Пока я вез своего седока по ровной пустой улочке, как вчера и третьего дня, всё было ничего, но на углу Джанко стукнул по правой оглобле, а это означало, что нужно поворачивать вправо. Мне это не понравилось. Вправо дорога шла в гору, а кроме того через пару минут мы оказались на Большой Морской, людной улице, где все на нас пялились. Правду сказать, было на что: юнга, запряженный на манер ишака, волок в легкой тележечке невиданное чучело с перьями в черных космах.
Ох, наслушался я всякого-разного. И всё снес, ни словом не огрызнулся — вот в каком я пребывал покаянном состоянии духа. Волшебное исцеление Джанко нарушило мои самоубийственные планы, но мнения о собственной персоне и мрачного взгляда на жизнь не переменило. Мне, пожалуй, даже нравилось, что я превратился в тягловое животное, — эту повинность я считал вроде епитимьи и сносил ее безропотно.
Однако индеец погонял меня, всё нетерпеливей постукивая по дереву. Я начал задыхаться и обливаться потом, хотя день был холодный. Мы дважды свернули, поднимаясь по довольно крутому спуску.
Не удержавшись в смирении, я начал ворчать.
— Ишь, запряг! Тпрукни еще! Кобыла я тебе, что ли?

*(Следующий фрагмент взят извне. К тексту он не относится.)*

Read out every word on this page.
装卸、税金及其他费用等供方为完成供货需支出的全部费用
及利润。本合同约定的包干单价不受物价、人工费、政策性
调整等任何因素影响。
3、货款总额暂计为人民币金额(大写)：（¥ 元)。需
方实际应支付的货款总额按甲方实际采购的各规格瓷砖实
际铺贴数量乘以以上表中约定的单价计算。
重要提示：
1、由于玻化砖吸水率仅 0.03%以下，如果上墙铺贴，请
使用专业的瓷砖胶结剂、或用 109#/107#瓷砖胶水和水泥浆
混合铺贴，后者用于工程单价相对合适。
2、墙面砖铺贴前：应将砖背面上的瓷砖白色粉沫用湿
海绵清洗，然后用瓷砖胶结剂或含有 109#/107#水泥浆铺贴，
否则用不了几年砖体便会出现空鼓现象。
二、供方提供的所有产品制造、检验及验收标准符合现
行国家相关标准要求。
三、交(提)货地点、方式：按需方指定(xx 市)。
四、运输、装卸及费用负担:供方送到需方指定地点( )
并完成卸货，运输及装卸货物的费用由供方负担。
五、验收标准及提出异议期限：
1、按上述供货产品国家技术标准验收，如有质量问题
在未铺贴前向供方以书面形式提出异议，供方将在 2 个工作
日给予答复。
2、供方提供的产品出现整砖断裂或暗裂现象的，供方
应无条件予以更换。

Я сердито оглянулся на Джанко, ожидая увидеть ухмылку на его костлявой физиономии, которая уже перестала быть бледной, а от картошки с мясом даже немножко замордела. Но индеец был серьезен, напряжен. В руке он держал дагерротип. После удивительной операции, в которой я исполнил роль то ли лекаря, то ли шамана, медальона Джанко мне не вернул. Предложил поменять на медвежий коготь. Возражать я не стал. Портрет, на котором вместо волшебного лица чернело пятно, стал мне не в радость, а индейский оберег, пожалуй, пригодился бы. Я предполагал, что этот талисман и спас Джанко от неминуемой гибели, не дал помереть от смертельных ран. Теперь коготь висел у меня на груди, под блузой.
Индеец ткнул пальцем в подворотню каменного двухэтажного дома, в котором располагалось какое-то присутствие.